You need four things to run a regression:

  1. a vector containing the values of the independent variable;
  2. a vector containing the corresponding observed values of the dependent variable;
  3. a model function; and
  4. a vector of initial guesses for the parameters.

Power spectrum

Power spectrum of x-axis QPD voltage. 3.2 μm silica spheres trapped with 80 mW laser power. Sampling frequency was 50 MHz.

The optical trap records a sequence of voltages from the QPD, sampled at frequency $ f_s $. In the regression for the limits of detection lab, frequency, $ f $, is the independent variable, and power, $ P_{xx} $ is the dependent variable. The time series must be transformed into a power spectrum. An example power spectrum from the optical trap is shown on the right.

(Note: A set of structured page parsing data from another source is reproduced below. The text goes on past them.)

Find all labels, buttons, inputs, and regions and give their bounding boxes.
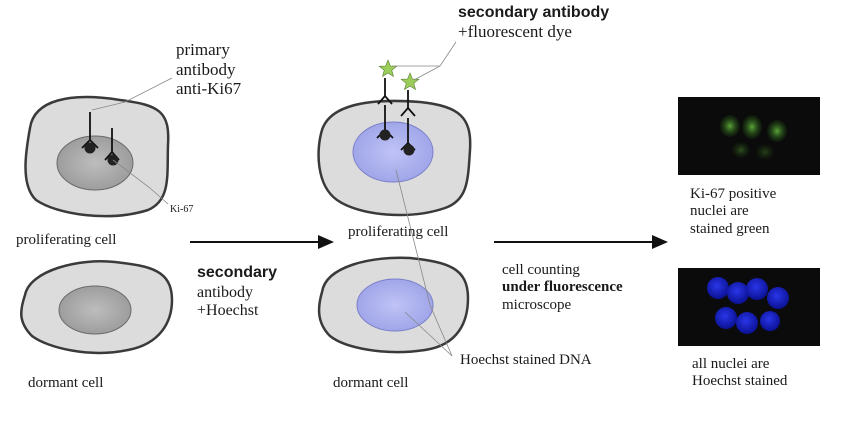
label-line: stained green: [690, 220, 770, 237]
leader-line: [413, 65, 441, 81]
label-line: +fluorescent dye: [458, 22, 572, 42]
ki67-micrograph: [678, 97, 820, 175]
dormant-cell-middle-label: dormant cell: [333, 375, 409, 391]
antibody-icon: [400, 90, 416, 117]
label-line: all nuclei are: [692, 356, 770, 372]
arrow-icon: [190, 235, 334, 249]
fluorescent-star-icon: [378, 59, 398, 78]
nucleus: [56, 135, 134, 191]
left-dormant-cell: [20, 260, 174, 355]
nucleus: [58, 285, 132, 335]
antigen-dot: [403, 144, 415, 156]
label-line: nuclei are: [690, 203, 749, 220]
label-line: antibody: [176, 59, 236, 79]
label-line: Hoechst stained: [692, 373, 788, 390]
leader-line: [91, 77, 173, 111]
antibody-icon: [81, 112, 99, 149]
secondary-hoechst-label: secondary: [197, 264, 277, 282]
left-proliferating-cell: [24, 77, 173, 218]
leader-line: [404, 311, 453, 357]
ki67-positive-label: Ki-67 positive nuclei are stained green: [690, 186, 776, 238]
antibody-icon: [377, 78, 393, 105]
antigen-dot: [379, 129, 391, 141]
label-line: cell counting: [502, 262, 580, 278]
label-line: primary: [176, 40, 230, 59]
arrow-icon: [494, 235, 668, 249]
ki67-marker-label: Ki-67: [170, 204, 194, 215]
hoechst-micrograph: [678, 268, 820, 346]
middle-proliferating-cell: [317, 41, 472, 217]
all-nuclei-label: all nuclei are Hoechst stained: [692, 356, 787, 391]
proliferating-cell-middle-label: proliferating cell: [348, 224, 449, 240]
cell-counting-label: cell counting under fluorescence microsc…: [502, 262, 623, 314]
leader-line: [112, 159, 169, 205]
label-line: antibody: [197, 284, 253, 301]
fluorescent-star-icon: [400, 72, 420, 91]
secondary-antibody-dye-label: secondary antibody +fluorescent dye: [458, 4, 609, 42]
leader-line: [392, 41, 457, 67]
nucleus: [352, 121, 434, 183]
label-line: secondary: [197, 264, 278, 281]
label-line: anti-Ki67: [176, 79, 242, 99]
label-line: +Hoechst: [197, 302, 259, 320]
leader-line: [395, 169, 453, 357]
proliferating-cell-label: proliferating cell: [16, 232, 117, 248]
primary-antibody-label: primary antibody anti-Ki67: [176, 40, 241, 99]
hoechst-dna-label: Hoechst stained DNA: [460, 352, 592, 368]
secondary-hoechst-label-cont: antibody +Hoechst: [197, 284, 258, 321]
antigen-dot: [84, 142, 96, 154]
label-line: under fluorescence: [502, 279, 623, 296]
middle-dormant-cell: [317, 256, 470, 354]
label-line: Ki-67 positive: [690, 186, 777, 202]
label-line: microscope: [502, 296, 572, 313]
dormant-cell-label: dormant cell: [28, 375, 104, 391]
label-line: secondary antibody: [458, 4, 610, 21]
nucleus: [356, 278, 434, 332]
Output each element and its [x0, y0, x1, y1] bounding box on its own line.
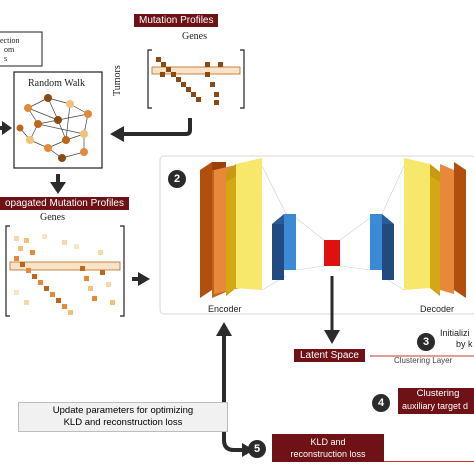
decoder-label: Decoder	[420, 304, 455, 314]
genes-label-bottom: Genes	[40, 212, 65, 223]
arrow-walk-down	[50, 174, 66, 194]
arrow-feedback	[216, 322, 254, 457]
step3-line2: by k	[456, 339, 473, 349]
latent-space-label: Latent Space	[294, 349, 365, 362]
arrow-to-autoencoder	[132, 272, 150, 286]
update-line1: Update parameters for optimizing	[52, 405, 194, 416]
tumors-label: Tumors	[112, 65, 123, 96]
step5-line1: KLD and	[310, 437, 346, 447]
step-3-badge: 3	[417, 333, 435, 351]
step5-underline	[384, 461, 474, 462]
step-2-badge: 2	[168, 170, 186, 188]
step5-line2: reconstruction loss	[290, 449, 366, 459]
step4-line1: Clustering	[416, 388, 460, 399]
propagated-matrix	[5, 225, 125, 317]
step5-box: KLD and reconstruction loss	[272, 434, 384, 462]
step4-box: Clustering auxiliary target d	[398, 388, 474, 414]
network-nodes	[16, 94, 92, 162]
clustering-layer-label: Clustering Layer	[394, 356, 453, 365]
step-5-badge: 5	[248, 440, 266, 458]
update-params-box: Update parameters for optimizing KLD and…	[18, 402, 228, 432]
random-walk-title: Random Walk	[28, 78, 86, 89]
top-left-text-3: s	[4, 54, 8, 63]
mutation-profiles-header: Mutation Profiles	[134, 14, 219, 27]
top-left-text-2: om	[4, 45, 15, 54]
propagated-header: opagated Mutation Profiles	[0, 197, 129, 210]
step-4-badge: 4	[372, 394, 390, 412]
top-left-text-1: ection	[0, 36, 20, 45]
arrow-left-into-walk	[0, 121, 12, 135]
update-line2: KLD and reconstruction loss	[63, 417, 183, 428]
mutation-matrix	[147, 49, 245, 109]
step4-line2: auxiliary target d	[402, 401, 469, 411]
step3-line1: Initializi	[440, 328, 470, 338]
genes-label-top: Genes	[182, 31, 207, 42]
arrow-matrix-to-walk	[110, 118, 192, 142]
autoencoder-network	[200, 158, 466, 298]
arrow-to-latent	[324, 276, 340, 344]
encoder-label: Encoder	[208, 304, 242, 314]
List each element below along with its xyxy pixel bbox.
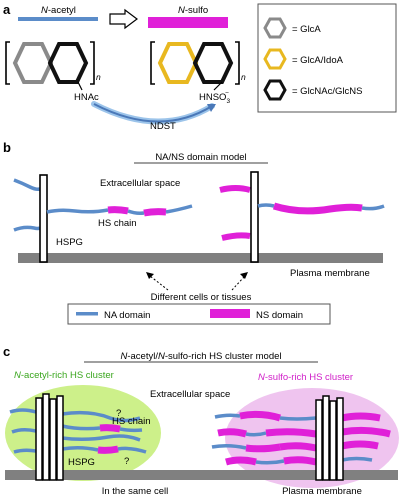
glca-hexagon-icon <box>12 42 54 84</box>
c-same-cell-label: In the same cell <box>102 486 169 497</box>
hnac-label: HNAc <box>74 92 99 103</box>
na-cluster-core-proteins <box>35 393 64 481</box>
panel-c-title: N-acetyl/N-sulfo-rich HS cluster model <box>120 351 281 362</box>
b-right-core-protein <box>250 171 259 263</box>
n-sulfo-title: N-sulfo <box>178 5 208 16</box>
ns-cluster-chains <box>211 410 391 466</box>
b-right-chain-na-2 <box>361 204 385 211</box>
left-bracket-open <box>5 41 10 85</box>
na-cluster-chains <box>9 408 147 454</box>
na-bar <box>18 17 98 21</box>
right-ns-bond <box>213 81 223 91</box>
b-left-core-protein <box>39 174 48 263</box>
ndst-arrowhead-icon <box>207 104 216 112</box>
b-right-chain-bottom <box>221 232 251 241</box>
right-repeat-n: n <box>241 72 246 82</box>
b-hs-chain-label: HS chain <box>98 218 137 229</box>
c-hspg-label: HSPG <box>68 457 95 468</box>
n-acetyl-title: N-acetyl <box>41 5 76 16</box>
b-right-chain-na-1 <box>257 203 275 208</box>
c-question-mark-1: ? <box>116 408 121 419</box>
legend-glca-icon <box>263 17 287 39</box>
ns-cluster-core-proteins <box>315 395 344 481</box>
b-hs-chain-ns-1 <box>107 206 129 215</box>
b-right-chain-ns <box>272 202 363 215</box>
left-nac-bond <box>77 81 83 91</box>
b-left-chain-top <box>13 178 41 191</box>
legend-glcnac-label: = GlcNAc/GlcNS <box>292 86 362 97</box>
right-bracket-open <box>150 41 155 85</box>
b-right-dashed-arrow <box>231 276 245 291</box>
legend-idoa-label: = GlcA/IdoA <box>292 55 344 66</box>
c-hs-chain-label: HS chain <box>112 416 151 427</box>
legend-glca-label: = GlcA <box>292 24 321 35</box>
glcnac-hexagon-icon <box>47 42 89 84</box>
glcns-hexagon-icon <box>192 42 234 84</box>
ndst-label: NDST <box>150 121 176 132</box>
b-hspg-label: HSPG <box>56 237 83 248</box>
b-hs-chain-ns-2 <box>143 208 167 217</box>
conversion-arrow-icon <box>109 8 138 30</box>
legend-ns-label: NS domain <box>256 310 303 321</box>
panel-a-label: a <box>3 2 11 17</box>
legend-idoa-icon <box>263 48 287 70</box>
legend-ns-swatch <box>210 309 250 318</box>
panel-b-title: NA/NS domain model <box>155 152 246 163</box>
legend-glcnac-icon <box>263 79 287 101</box>
b-plasma-membrane-label: Plasma membrane <box>290 268 370 279</box>
ndst-arrow <box>93 103 213 123</box>
c-plasma-membrane <box>5 470 398 480</box>
idoa-hexagon-icon <box>157 42 199 84</box>
na-cluster-title: N-acetyl-rich HS cluster <box>14 370 114 381</box>
b-extracellular-label: Extracellular space <box>100 178 180 189</box>
b-hs-chain-na-2 <box>127 209 145 215</box>
c-plasma-membrane-label: Plasma membrane <box>282 486 362 497</box>
b-different-cells-label: Different cells or tissues <box>151 292 252 303</box>
b-hs-chain-na-3 <box>165 204 193 214</box>
b-hs-chain-na-1 <box>46 208 109 214</box>
b-left-dashed-arrow <box>149 275 169 291</box>
c-question-mark-2: ? <box>124 456 129 467</box>
b-left-arrowhead-icon <box>146 272 154 279</box>
b-right-arrowhead-icon <box>240 272 248 279</box>
hnso3-label: HNSO3− <box>199 90 230 105</box>
panel-c-label: c <box>3 344 10 359</box>
domain-legend <box>67 303 331 325</box>
panel-b-label: b <box>3 140 11 155</box>
b-plasma-membrane <box>18 253 383 263</box>
b-right-chain-top <box>219 185 251 193</box>
c-extracellular-label: Extracellular space <box>150 389 230 400</box>
b-left-chain-bottom <box>13 225 41 232</box>
legend-na-swatch <box>76 312 98 316</box>
left-bracket-close <box>90 41 95 85</box>
ns-cluster-title: N-sulfo-rich HS cluster <box>258 372 353 383</box>
ns-bar <box>148 17 228 28</box>
right-bracket-close <box>235 41 240 85</box>
legend-na-label: NA domain <box>104 310 150 321</box>
left-repeat-n: n <box>96 72 101 82</box>
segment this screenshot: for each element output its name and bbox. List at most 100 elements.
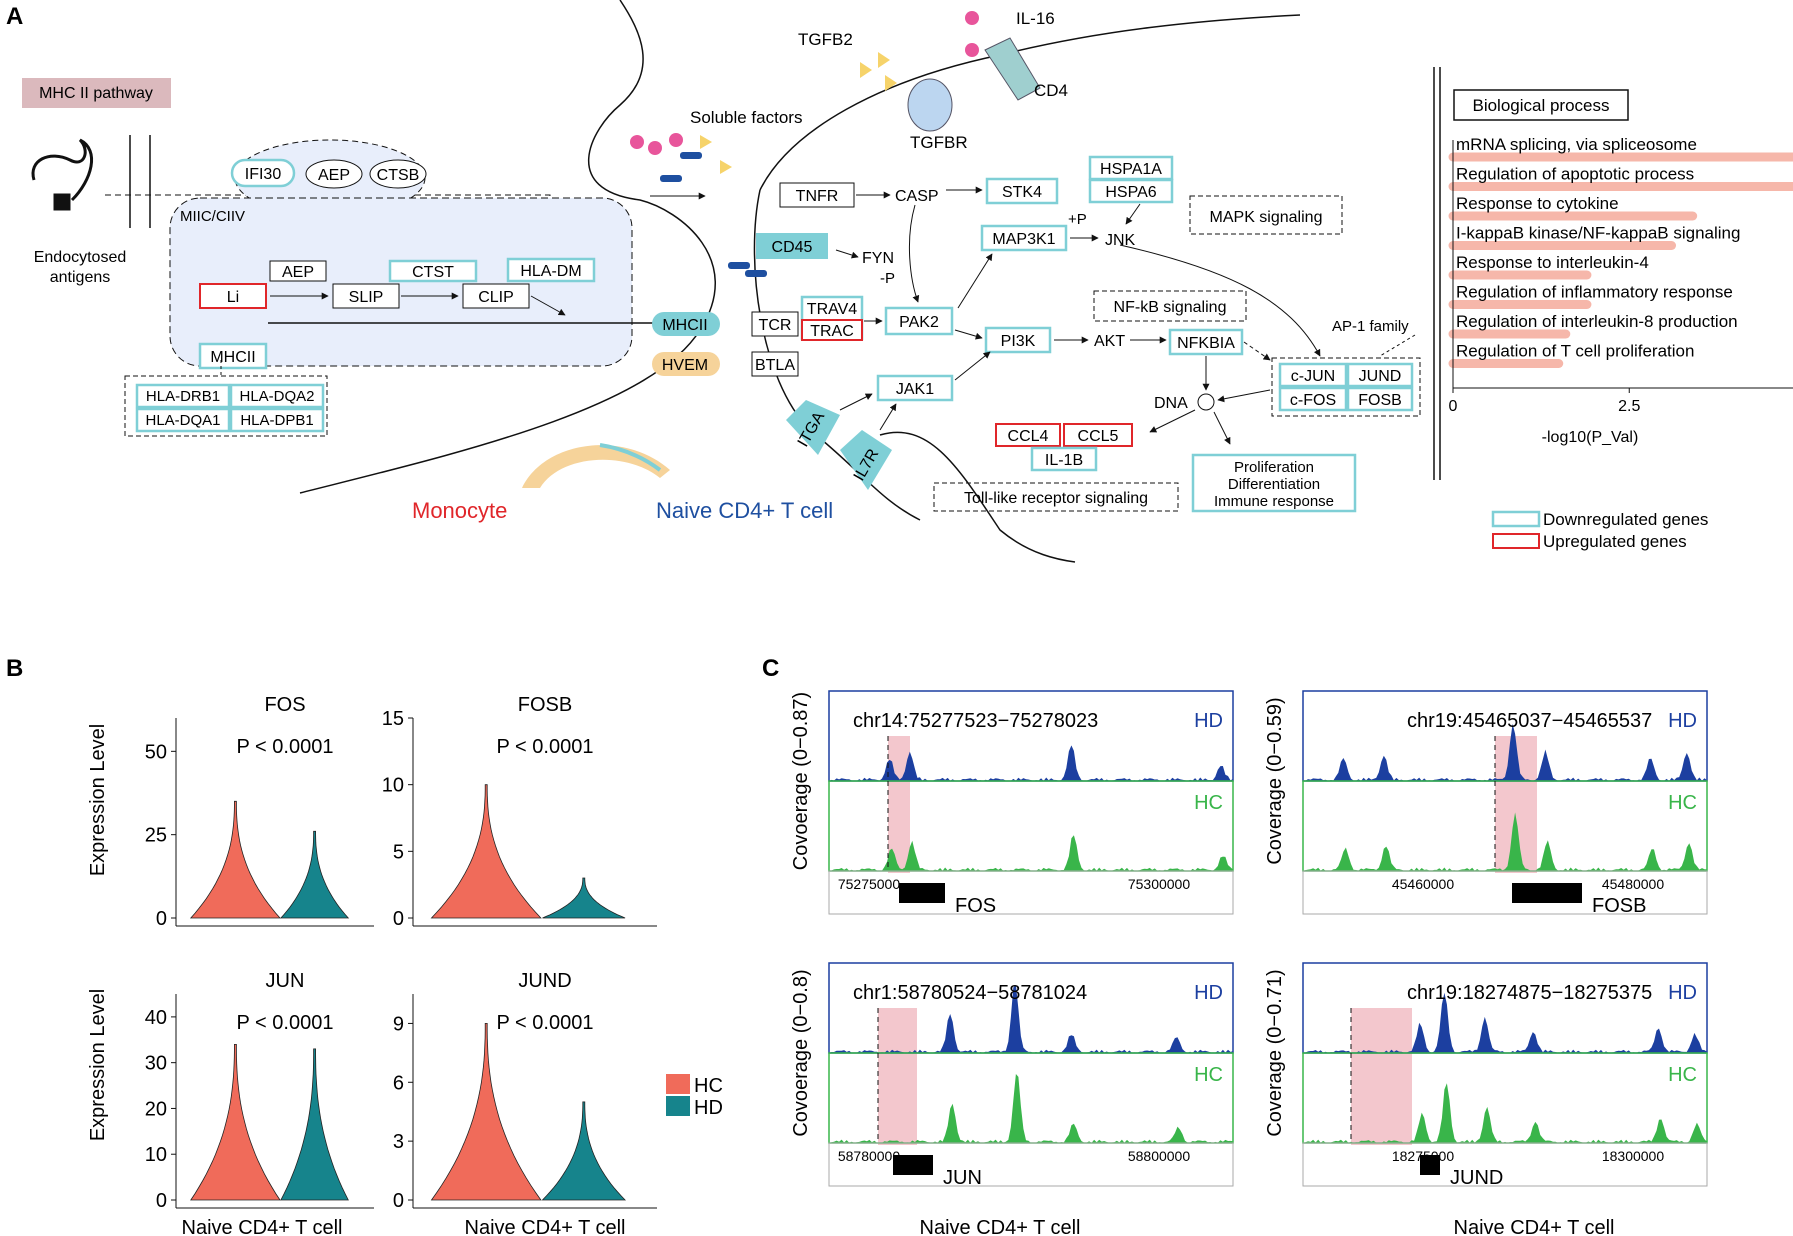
factor-bar	[660, 175, 682, 182]
gene-model	[899, 883, 945, 903]
violin-hd	[280, 830, 350, 919]
hc-label: HC	[1194, 792, 1223, 814]
pak2-pi3k-arrow	[954, 329, 983, 340]
region-label: chr14:75277523−75278023	[853, 710, 1098, 732]
violin-tick-label: 40	[145, 1007, 167, 1029]
dna-label: DNA	[1154, 395, 1188, 412]
monocyte-membrane	[299, 0, 716, 494]
mhc-pathway-label: MHC II pathway	[39, 85, 153, 102]
hc-label: HC	[1668, 1064, 1697, 1086]
hvem-receptor	[652, 352, 720, 376]
bp-term: mRNA splicing, via spliceosome	[1456, 135, 1697, 154]
hsp-jnk-arrow	[1125, 203, 1141, 225]
ctsb-node	[369, 159, 427, 189]
slip-node	[332, 283, 400, 309]
aep-label: AEP	[282, 264, 314, 281]
ap1-box	[1271, 357, 1421, 417]
bp-term: Regulation of interleukin-8 production	[1456, 312, 1738, 331]
hd-label: HD	[1668, 710, 1697, 732]
coverage-ylabel: Covoerage (0−0.8)	[790, 969, 812, 1136]
synapse-arch	[522, 445, 670, 488]
coord-tick: 58800000	[1128, 1148, 1191, 1164]
gene-model	[1512, 883, 1582, 903]
tgfb2-triangle	[885, 75, 897, 91]
factor-dot	[630, 135, 644, 149]
hla-drb1-label: HLA-DRB1	[146, 388, 220, 405]
pak2-map3k1-arrow	[957, 253, 993, 309]
aep-top-node	[305, 159, 363, 189]
hla-dqa1-gene	[135, 407, 231, 433]
il7r-jak1-arrow	[879, 403, 897, 431]
violin-hc	[430, 1023, 542, 1201]
tcell-label: Naive CD4+ T cell	[656, 498, 833, 523]
factor-bar	[745, 270, 767, 277]
violin-tick-label: 30	[145, 1053, 167, 1075]
fyn-label: FYN	[862, 250, 894, 267]
soluble-factors-label: Soluble factors	[690, 108, 802, 127]
factor-triangle	[700, 135, 712, 149]
legend-hd-label: HD	[694, 1097, 723, 1119]
cd45-receptor	[756, 233, 828, 259]
coverage-ylabel: Coverage (0−0.71)	[1264, 969, 1286, 1136]
violin-p-value: P < 0.0001	[237, 1012, 334, 1034]
ap1-label: AP-1 family	[1332, 318, 1409, 335]
violin-tick-label: 5	[393, 841, 404, 863]
coverage-ylabel: Coverage (0−0.59)	[1264, 697, 1286, 864]
dna-node	[1197, 393, 1215, 411]
hd-label: HD	[1194, 710, 1223, 732]
outcome-differentiation: Differentiation	[1228, 476, 1320, 493]
factor-dot	[648, 141, 662, 155]
violin-hc	[190, 1044, 281, 1201]
coord-tick: 58780000	[838, 1148, 901, 1164]
hla-dm-label: HLA-DM	[520, 263, 581, 280]
hc-coverage	[829, 835, 1233, 871]
li-label: Li	[227, 289, 239, 306]
trav4-label: TRAV4	[807, 301, 857, 318]
clip-label: CLIP	[478, 289, 514, 306]
mhcii-inner-label: MHCII	[210, 349, 255, 366]
bp-term: Response to interleukin-4	[1456, 253, 1649, 272]
panel-b-label: B	[6, 655, 23, 682]
gene-track-frame	[828, 1142, 1234, 1187]
clip-node	[462, 283, 530, 309]
cd45-label: CD45	[772, 239, 813, 256]
region-label: chr19:45465037−45465537	[1407, 710, 1652, 732]
clip-mhc-arrow	[530, 295, 566, 316]
bp-term: Regulation of T cell proliferation	[1456, 342, 1694, 361]
tgfb2-triangle	[878, 52, 890, 68]
itga-jak1-arrow	[839, 393, 873, 411]
jnk-ap1-arrow	[1119, 244, 1321, 357]
hla-dqa2-gene	[229, 383, 325, 409]
violin-gene-title: FOSB	[518, 694, 572, 716]
violin-hc	[189, 800, 281, 919]
coord-tick: 18300000	[1602, 1148, 1665, 1164]
legend-up-swatch	[1492, 533, 1540, 549]
cd4-receptor	[984, 37, 1041, 101]
gene-track-frame	[1302, 1142, 1708, 1187]
ccl5-gene	[1063, 423, 1133, 447]
map3k1-gene	[980, 224, 1068, 252]
panel-a-label: A	[6, 3, 23, 30]
hla-dm-gene	[506, 257, 596, 283]
casp-pak2-arrow	[908, 204, 920, 303]
il7r-receptor	[840, 430, 892, 490]
bp-title: Biological process	[1472, 96, 1609, 115]
nfkb-box	[1093, 290, 1247, 322]
btla-label: BTLA	[755, 357, 795, 374]
legend-hc-label: HC	[694, 1075, 723, 1097]
trac-gene	[801, 319, 863, 341]
ctst-label: CTST	[412, 264, 454, 281]
hla-dqa2-label: HLA-DQA2	[239, 388, 314, 405]
hla-dpb1-label: HLA-DPB1	[240, 412, 313, 429]
violin-tick-label: 10	[382, 775, 404, 797]
legend-hc-swatch	[666, 1074, 690, 1094]
btla-receptor	[751, 351, 799, 377]
il1b-gene	[1030, 446, 1098, 472]
gene-label: FOS	[955, 895, 996, 917]
li-gene	[199, 283, 267, 309]
map3k1-label: MAP3K1	[992, 231, 1055, 248]
tlr-label: Toll-like receptor signaling	[964, 490, 1148, 507]
coverage-ylabel: Covoerage (0−0.87)	[790, 692, 812, 870]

The MATLAB function pwelch computes a power spectrum and associated frequency vector from a time series. Like many MATLAB functions, pwelch can be called with different sets of parameters. The signatures of pwelch are particularly opaque — even by Mathworks' standards. Here is the command that generated the example spectrum above:

[ Pxx, frequency ] = pwelch( OpticalTrapTimeDataX, [], [], [], 50000 );

The first argument, OpticalTrapTimeDataX is an Nx1 vector containing the QPD x-axis voltage samples. Empty values for the next three parameters (window, noverlap, and f) leave them set to their default values. We will reexamine these parameters later on. The last parameter, 50000, is the sampling frequency.

Model function

function [ Magnitude ] = SecondOrderSystemResponse( ModelParameters, Frequency )
    
    undampedNaturalFrequency = ModelParameters(1);
    dampingRatio = ModelParameters(2);
    dcGain = ModelParameters(3);

    s = 2i * pi * Frequency;

    response = dcGain * undampedNaturalFrequency.^2 ./ ...
        ( s.^2 + 2 * undampedNaturalFrequency * dampingRatio * s + undampedNaturalFrequency.^2 );
    
    Magnitude = abs( response );

end

signature [ PredictedValues ] = ModelFunction( Beta, x)

First attempt

Range of independent variable

Second Order System Response Versus Zeta.png
Power spectra of critically damped, underdamped, and overdamped second order systems excited by white noise. The underdamped response is flat at low frequencies, exhibits a narrow peak near $ f_0 $, and decreases with slope -4 at high frequencies. The critically damped response is flat from low frequency until approximately $ f_0 $, after which it falls with a slope of -4. Both overdamped systems are flat at low frequencies. They decrease with slope -2 at intermediate frequencies from approximately $ \frac{f_0}{\zeta} $ to $ f_0 $, after which the response decreases with slope -4.